Adolf, very sad! Jamal had his contributions. Poor fellow even earned the wrath of his own people for his nationalist leaning. He did help out Mwalimu and so did others like Count Kassam (father of Alnoor) and Moh’d Ratansi. Also the Thakkars (previously along Zanaki St., opposite Purnima Restaurant) who probably are linked with Barai. 
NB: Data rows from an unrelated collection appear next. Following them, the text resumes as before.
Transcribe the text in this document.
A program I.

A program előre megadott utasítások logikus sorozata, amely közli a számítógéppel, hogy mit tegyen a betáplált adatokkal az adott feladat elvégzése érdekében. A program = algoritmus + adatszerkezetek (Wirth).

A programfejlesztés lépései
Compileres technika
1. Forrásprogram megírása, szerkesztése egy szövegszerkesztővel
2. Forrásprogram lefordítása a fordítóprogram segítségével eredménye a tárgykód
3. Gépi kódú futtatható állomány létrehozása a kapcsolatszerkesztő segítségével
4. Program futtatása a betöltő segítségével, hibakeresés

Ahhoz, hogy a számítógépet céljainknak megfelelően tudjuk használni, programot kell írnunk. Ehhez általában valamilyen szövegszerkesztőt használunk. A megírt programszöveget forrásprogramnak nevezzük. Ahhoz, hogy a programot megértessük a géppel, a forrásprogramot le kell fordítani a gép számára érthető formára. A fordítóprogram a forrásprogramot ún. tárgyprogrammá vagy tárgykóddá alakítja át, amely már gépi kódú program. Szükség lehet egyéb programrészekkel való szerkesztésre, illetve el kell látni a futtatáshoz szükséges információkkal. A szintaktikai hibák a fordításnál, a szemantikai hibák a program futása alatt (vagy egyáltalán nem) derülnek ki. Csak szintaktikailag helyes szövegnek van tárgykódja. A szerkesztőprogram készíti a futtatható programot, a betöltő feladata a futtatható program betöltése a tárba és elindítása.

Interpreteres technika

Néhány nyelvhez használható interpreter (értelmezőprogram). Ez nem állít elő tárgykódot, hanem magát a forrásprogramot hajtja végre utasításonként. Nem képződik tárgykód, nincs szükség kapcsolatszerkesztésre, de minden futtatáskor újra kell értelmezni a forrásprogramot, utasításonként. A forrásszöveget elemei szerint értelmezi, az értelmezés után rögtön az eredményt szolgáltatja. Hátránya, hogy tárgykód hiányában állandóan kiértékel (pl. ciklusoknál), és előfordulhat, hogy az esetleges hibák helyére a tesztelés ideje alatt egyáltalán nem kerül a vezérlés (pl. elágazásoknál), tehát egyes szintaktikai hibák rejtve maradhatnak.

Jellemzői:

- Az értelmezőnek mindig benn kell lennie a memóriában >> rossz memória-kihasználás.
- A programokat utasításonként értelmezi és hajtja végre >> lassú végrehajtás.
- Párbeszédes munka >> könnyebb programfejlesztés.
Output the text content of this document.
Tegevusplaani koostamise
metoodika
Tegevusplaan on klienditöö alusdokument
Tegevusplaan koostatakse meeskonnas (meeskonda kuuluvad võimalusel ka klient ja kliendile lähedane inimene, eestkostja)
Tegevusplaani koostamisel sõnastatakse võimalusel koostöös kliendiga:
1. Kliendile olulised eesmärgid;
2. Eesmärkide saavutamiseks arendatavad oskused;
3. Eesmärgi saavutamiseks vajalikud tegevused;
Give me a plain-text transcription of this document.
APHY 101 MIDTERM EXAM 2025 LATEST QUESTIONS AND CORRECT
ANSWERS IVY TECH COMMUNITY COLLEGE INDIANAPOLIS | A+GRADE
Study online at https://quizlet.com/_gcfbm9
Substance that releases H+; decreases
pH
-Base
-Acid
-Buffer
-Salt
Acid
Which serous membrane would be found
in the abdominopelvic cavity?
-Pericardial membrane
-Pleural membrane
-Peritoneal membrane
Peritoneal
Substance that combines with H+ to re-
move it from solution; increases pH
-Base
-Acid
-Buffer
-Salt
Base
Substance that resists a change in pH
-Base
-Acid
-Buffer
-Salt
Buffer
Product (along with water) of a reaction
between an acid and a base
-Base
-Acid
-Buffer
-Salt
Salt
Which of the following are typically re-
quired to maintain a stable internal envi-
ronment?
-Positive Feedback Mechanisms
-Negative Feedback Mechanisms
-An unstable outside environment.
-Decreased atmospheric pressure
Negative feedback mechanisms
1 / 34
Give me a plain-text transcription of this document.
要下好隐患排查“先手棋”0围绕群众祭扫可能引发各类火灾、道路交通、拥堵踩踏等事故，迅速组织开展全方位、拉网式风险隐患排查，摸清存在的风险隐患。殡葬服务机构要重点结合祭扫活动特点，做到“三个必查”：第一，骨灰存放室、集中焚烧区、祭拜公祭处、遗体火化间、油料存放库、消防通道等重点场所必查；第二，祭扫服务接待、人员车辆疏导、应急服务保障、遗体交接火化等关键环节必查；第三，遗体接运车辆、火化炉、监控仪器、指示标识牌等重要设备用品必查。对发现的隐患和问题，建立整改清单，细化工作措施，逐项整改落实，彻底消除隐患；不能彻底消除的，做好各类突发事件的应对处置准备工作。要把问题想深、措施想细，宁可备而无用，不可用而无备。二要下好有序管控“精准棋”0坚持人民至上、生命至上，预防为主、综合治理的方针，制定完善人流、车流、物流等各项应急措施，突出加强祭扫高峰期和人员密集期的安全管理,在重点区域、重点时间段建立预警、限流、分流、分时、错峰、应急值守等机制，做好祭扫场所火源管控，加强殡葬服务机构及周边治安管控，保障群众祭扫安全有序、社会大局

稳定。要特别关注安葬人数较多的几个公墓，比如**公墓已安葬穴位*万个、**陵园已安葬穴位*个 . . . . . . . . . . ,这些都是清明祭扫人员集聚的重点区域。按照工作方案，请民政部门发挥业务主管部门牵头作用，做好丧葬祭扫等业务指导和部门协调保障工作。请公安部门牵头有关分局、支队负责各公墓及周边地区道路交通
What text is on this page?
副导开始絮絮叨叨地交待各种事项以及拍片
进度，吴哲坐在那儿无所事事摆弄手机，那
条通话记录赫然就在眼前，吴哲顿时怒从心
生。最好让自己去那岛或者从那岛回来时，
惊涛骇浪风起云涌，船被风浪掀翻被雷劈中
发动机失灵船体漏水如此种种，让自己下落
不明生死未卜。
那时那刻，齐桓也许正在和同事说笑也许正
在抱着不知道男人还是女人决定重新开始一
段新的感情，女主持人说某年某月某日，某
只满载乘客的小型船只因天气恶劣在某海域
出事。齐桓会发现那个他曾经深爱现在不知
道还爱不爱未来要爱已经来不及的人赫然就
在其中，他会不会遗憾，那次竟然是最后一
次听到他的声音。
Even other politicians had their benefactors in people like Akber Rajpar and Mustafa Jaffer. Some exploited the situation and gained riches. Mustafa Songambele who became the Area Commissioner of Dsm was once the driver of ‘Walji & Alibhai’. Nassor Moyo (father of the once Minister Hassan Nassor Moyo) and Mtoro Rehani (Mayor of Zanzibar) operated printing machines at ‘Samachar Printing Press’ in Zanzibar. When the editor of ‘Samachar’, the late Roshan Master, was jailed during the tumultuous days of the Revolution Mtoro Rehani lent a helping hand. The irony of time had turned the scene. 

President Karume was said to provide a helping hand to many of his old acquaintances. One of them being my Zanzibar neighbour Abdulrasul Ladak’s (Abhu Ladak) son Kasu (Kasu Nahoza) who was President Karume’s best pal in the struggling days of their youth. 

From personal experience I want to relate this particular incident that would etch on my mind for ever. It was the year 1973 and at that time I was working with NBC’s Jamhuri St. Branch (now Mnazimoja Branch) and heading Savings Dept. It was the month of Ramadhan and around Eid time. There was a big rush at the bank and customers stood in a queue waiting to see me. The savings regulation of not permitting to draw amount exceeding certain figure unless authorized by officer in charge had prompted the queue. As Eid was approaching the requirement was quite high. The customers would come, sit before me and present their case. If satisfied with their explanation then I’d authorize payment. 

It was a very busy day and I did not even raise my head to see who I was talking to. One by one the customers came. Then all of a sudden I found on my table a ‘savings withdrawal voucher’ with a very familiar name and the bearer murmuring something. The name had a startling effect on me. Immediately I got up from my chair, momentarily did not know what to speak and then mustered up all the courage to greet him with courtesy. I even apologized to him if he’d to wait in the queue. Instantly I authorized his voucher and personally went to the cashier to collect cash for him lest he’d to wait any further. All along he was so humble with his benign smile and kept saying “Na shukuru”. It made me feel very sad. The customer was none other than Zanzibar’s former Prime Minister (of the pre Revolution Government) Mohamed Shamte. We never know what destiny holds for us.